You are viewing a plain text version of this content. The canonical link for it is here.
Posted to users@daffodil.apache.org by "Costello, Roger L." <co...@mitre.org> on 2018/11/13 13:22:17 UTC

I think DFDL (Daffodil) should be able to handle input files up to 2^64 in size

Hello DFDL community,

I think Daffodil should handle input files up to 2^64 in size.

2^64 = 18,446,744,073,709,551,616 (20 digits)

Why that number? Here's why:

The number 2^64 is:

The number of distinct values representable in a single word on a 64-bit processor. Or, the number of values representable in a doubleword on a 32-bit processor. Or, the number of values representable in a quadword on a 16-bit processor, such as the original x86 processors.

The range of a long variable in the Java and C# programming languages.

The range of a Int64 or QWord variable in the Pascal programming language.

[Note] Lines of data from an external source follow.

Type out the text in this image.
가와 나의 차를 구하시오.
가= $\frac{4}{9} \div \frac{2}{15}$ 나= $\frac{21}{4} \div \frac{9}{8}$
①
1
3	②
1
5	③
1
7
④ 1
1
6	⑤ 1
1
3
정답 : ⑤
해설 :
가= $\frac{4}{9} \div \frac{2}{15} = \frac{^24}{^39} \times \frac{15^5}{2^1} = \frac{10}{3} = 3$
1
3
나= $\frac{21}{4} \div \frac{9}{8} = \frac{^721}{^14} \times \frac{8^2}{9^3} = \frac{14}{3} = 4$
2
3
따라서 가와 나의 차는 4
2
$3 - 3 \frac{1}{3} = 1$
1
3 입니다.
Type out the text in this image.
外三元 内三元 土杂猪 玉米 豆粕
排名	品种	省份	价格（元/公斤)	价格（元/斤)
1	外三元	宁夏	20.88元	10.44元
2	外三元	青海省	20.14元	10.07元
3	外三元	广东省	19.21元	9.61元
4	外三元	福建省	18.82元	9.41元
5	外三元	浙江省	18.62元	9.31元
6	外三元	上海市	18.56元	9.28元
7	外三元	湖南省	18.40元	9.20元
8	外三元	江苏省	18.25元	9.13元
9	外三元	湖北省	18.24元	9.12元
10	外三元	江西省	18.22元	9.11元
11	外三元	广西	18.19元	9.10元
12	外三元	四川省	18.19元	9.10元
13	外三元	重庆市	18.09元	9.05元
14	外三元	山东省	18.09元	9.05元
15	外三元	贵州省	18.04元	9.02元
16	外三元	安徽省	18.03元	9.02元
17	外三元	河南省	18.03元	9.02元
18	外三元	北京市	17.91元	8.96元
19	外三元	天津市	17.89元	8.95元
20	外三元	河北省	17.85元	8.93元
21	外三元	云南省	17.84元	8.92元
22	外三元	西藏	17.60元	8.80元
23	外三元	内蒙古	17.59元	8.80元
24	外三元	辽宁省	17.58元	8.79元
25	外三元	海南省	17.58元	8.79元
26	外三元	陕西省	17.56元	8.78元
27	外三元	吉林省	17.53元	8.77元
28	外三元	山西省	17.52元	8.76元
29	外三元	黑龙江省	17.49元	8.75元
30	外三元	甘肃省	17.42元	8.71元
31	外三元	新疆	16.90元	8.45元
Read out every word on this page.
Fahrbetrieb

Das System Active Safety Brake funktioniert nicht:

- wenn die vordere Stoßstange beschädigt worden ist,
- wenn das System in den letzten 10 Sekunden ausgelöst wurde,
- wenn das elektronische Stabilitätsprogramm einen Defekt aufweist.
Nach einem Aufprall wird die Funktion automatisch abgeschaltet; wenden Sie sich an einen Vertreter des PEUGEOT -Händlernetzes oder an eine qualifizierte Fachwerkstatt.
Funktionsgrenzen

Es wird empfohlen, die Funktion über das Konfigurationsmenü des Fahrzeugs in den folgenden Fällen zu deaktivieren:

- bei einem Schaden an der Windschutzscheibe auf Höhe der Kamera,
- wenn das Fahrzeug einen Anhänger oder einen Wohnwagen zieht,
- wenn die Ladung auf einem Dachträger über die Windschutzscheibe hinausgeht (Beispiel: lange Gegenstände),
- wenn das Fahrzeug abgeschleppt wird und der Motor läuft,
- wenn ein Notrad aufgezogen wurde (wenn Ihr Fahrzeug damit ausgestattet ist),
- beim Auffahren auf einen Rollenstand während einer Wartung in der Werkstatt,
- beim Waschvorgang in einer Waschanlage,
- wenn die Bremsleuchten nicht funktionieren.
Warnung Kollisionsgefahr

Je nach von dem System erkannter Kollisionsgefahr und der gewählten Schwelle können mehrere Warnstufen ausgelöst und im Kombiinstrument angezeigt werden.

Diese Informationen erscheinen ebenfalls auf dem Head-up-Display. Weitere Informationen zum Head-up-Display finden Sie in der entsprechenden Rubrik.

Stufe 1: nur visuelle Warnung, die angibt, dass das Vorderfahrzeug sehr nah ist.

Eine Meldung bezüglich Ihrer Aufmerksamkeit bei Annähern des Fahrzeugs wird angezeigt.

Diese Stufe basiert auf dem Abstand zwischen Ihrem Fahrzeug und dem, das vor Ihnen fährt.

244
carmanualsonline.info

The total number of IPv6 addresses generally given to a single LAN or subnet.

Thoughts?

https://www.quora.com/How-big-is-2-power-64 

/Roger

Re: I think DFDL (Daffodil) should be able to handle input files up to 2^64 in size

Posted by Steve Lawrence <sl...@apache.org>.
Support for much larger files is something we hope to be able to support
in the future. In fact, Daffodil 2.2.0 removed most of technical
limitations, so theoretically we can support reading in arbitrarily
large files. The real issue is that in practice Daffodil requires lots
and lots of memory, which makes it difficult to support large files in
practice. The two main memory limitations:

1) The way Daffodil 2.2.0 works is it reads data into relatively small
buckets and throws away buckets of data that it no longer needs.
However, if a schema is written in such away that it may backtrack, we
cannot throw away some buckets. So we end up holding on to data and
using up memory just in case we need that data later. For large files,
this can eat up a lot of memory. Designing schemas to limit backtracking
can help with this, but may not be possible in some cases.
Alternatively, we could add a feature that throws away old buckets after
some amount of not being used, with the assumption that they won't be
backtracked to even if it could theoretically happen, and if it does the
we error.

2) A large issue with memory usage is the size of the infoset, which can
easily explode in size when compared to the input data. The planned
solution here is to support SAX style streaming, so that we could send
out SAX events and throw away parts of the infoset we don't need
(similar to how we throw away buckets of data). We have some plans for
how we can do this, and it is on the future roadmap. But it's a pretty
large change with some technical complexities that we haven't had a
chance to fully work through yet.

That said, if you have a message that is really just the repetition of a
whole bunch of small messages, you can use the new --stream feature. See
this mailing list posts that talks about how streaming works:

https://lists.apache.org/thread.html/4e9026a21583b7aa2c5112cf6b6ad8135ec7526e6d24b80e2ae99494@%3Cusers.daffodil.apache.org%3E

Streaming essentially allows Daffodil to throw away buckets and the
infoset after each individual stream parse completes, rather than
holding on to it everything until the one large parse completes.

- Steve


On 11/13/18 8:22 AM, Costello, Roger L. wrote:
> Hello DFDL community,
> 
> I think Daffodil should handle input files up to 2^64 in size.
> 
> 2^64 = 18,446,744,073,709,551,616 (20 digits)
> 
> Why that number? Here's why:
> 
> The number 2^64 is:
> 
> The number of distinct values representable in a single word on a 64-bit processor. Or, the number of values representable in a doubleword on a 32-bit processor. Or, the number of values representable in a quadword on a 16-bit processor, such as the original x86 processors.
> 
> The range of a long variable in the Java and C# programming languages.
> 
> The range of a Int64 or QWord variable in the Pascal programming language.
> 
> The total number of IPv6 addresses generally given to a single LAN or subnet.
> 
> Thoughts?
> 
> https://www.quora.com/How-big-is-2-power-64 
> 
> /Roger
>